If I skip the line[len-1] = '\0'; step, readlines then stores a pointer to a copy of this line in lineptr[i]. And in memory, I thought the string (for i=1) looked like this "linje1\n\0"

But as @DanJAB pointed out, the nullcharacter is most likely missing, so the string is stored as "linje1\n", and so when writelines prints (via the pointer in the first entry in lineptr) this line, it prints everything following this in memory, since the nullcharacter is missing, which happens to be the rest of the lines.

But what I just can't wrap my head around is why is line[len-1] = '\0'; then evidently is needed for the string (i=1) to be stored as "linje1\0", when my_getline always returns a nullterminated string?

Thanks again, and sorry for any potential unclarities.

Final edit The entire problem was with alloc(len) not allocating space for the final nullcharacter! Thank you for helping me out.

2
perhaps the issue with the null terminator being missing otherwise is in another function. Perhaps my_strcpy is not doing it correctly. - DanJAB
@DanJAB No I get exactly the same if I replace that function with the library version. Thanks though. - luffe
What type/value is MAXLEN? - chux - Reinstate Monica
A basic debugging technique is to use print statements. For example, after the line: line[len-1] = '\0'; //delete newline., you could add: printf("line: <<%s>>\n", line); to check that the newline has been zapped. Of course, if there wasn't a newline, you've zapped some other last character, but that shouldn't be an issue with your data. - Jonathan Leffler

2 Answers

2
votes

If you are talking about the line line[len-1] = '\0'; It's not deleting a new line, it's replacing it with a null terminator. This means that if you don't have that line then you don't have the that thing that marks the end of the string, therefore when you print it, you also get whatever follows it in memory (the next strings).

2
votes

1) With char line[MAXLEN]; ... my_getline(line, MAXLEN) ... my_getline(char s[], int lim), lim is the size of the buffer.

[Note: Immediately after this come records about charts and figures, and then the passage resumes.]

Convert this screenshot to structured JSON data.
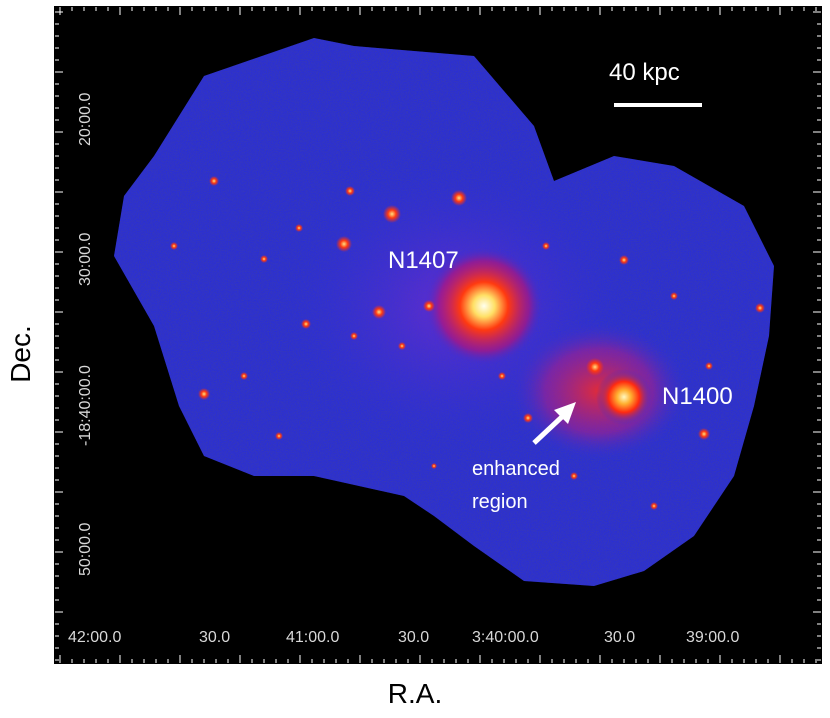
{
  "axes": {
    "xlabel": "R.A.",
    "ylabel": "Dec.",
    "x_ticks": [
      "42:00.0",
      "30.0",
      "41:00.0",
      "30.0",
      "3:40:00.0",
      "30.0",
      "39:00.0"
    ],
    "y_ticks": [
      "20:00.0",
      "30:00.0",
      "-18:40:00.0",
      "50:00.0"
    ]
  },
  "scale_bar": {
    "label": "40 kpc"
  },
  "annotations": {
    "n1407": "N1407",
    "n1400": "N1400",
    "enhanced_line1": "enhanced",
    "enhanced_line2": "region"
  },
  "colors": {
    "background": "#000000",
    "field": "#2a2ed6",
    "source": "#ff3a1a",
    "core": "#ffffcc"
  }
}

But the function my_getline() is designed that lim is the maximum string length.
C string length is 1 less than the minimum size needed for that char array to resides in.

Use char line[MAXLEN+1]; or alternatively change my_getline(line, MAXLEN) code to i < lim-2

2) The result of my_getline(line, MAXLEN) can be "" (but the len > 0 test takes care of that) , further the line may not end with a '\n'.

line[len-1] = '\0'; //delete newline. 

Better to use

if (len > 0 && line[len-1] == '\n') {
  line[len-1] = '\0'; //delete newline. 
}

3) p = alloc(len) is inadequate. Use p = alloc(len+1u)

4) Recommend commenting out my_qsort(lineptr, 0, nlines-1); until all other code is working.

5) All this makes me suspect the unposted my_strcpy()/my_qsort() too.

Code may have additional problems, but what is posted in not compilable.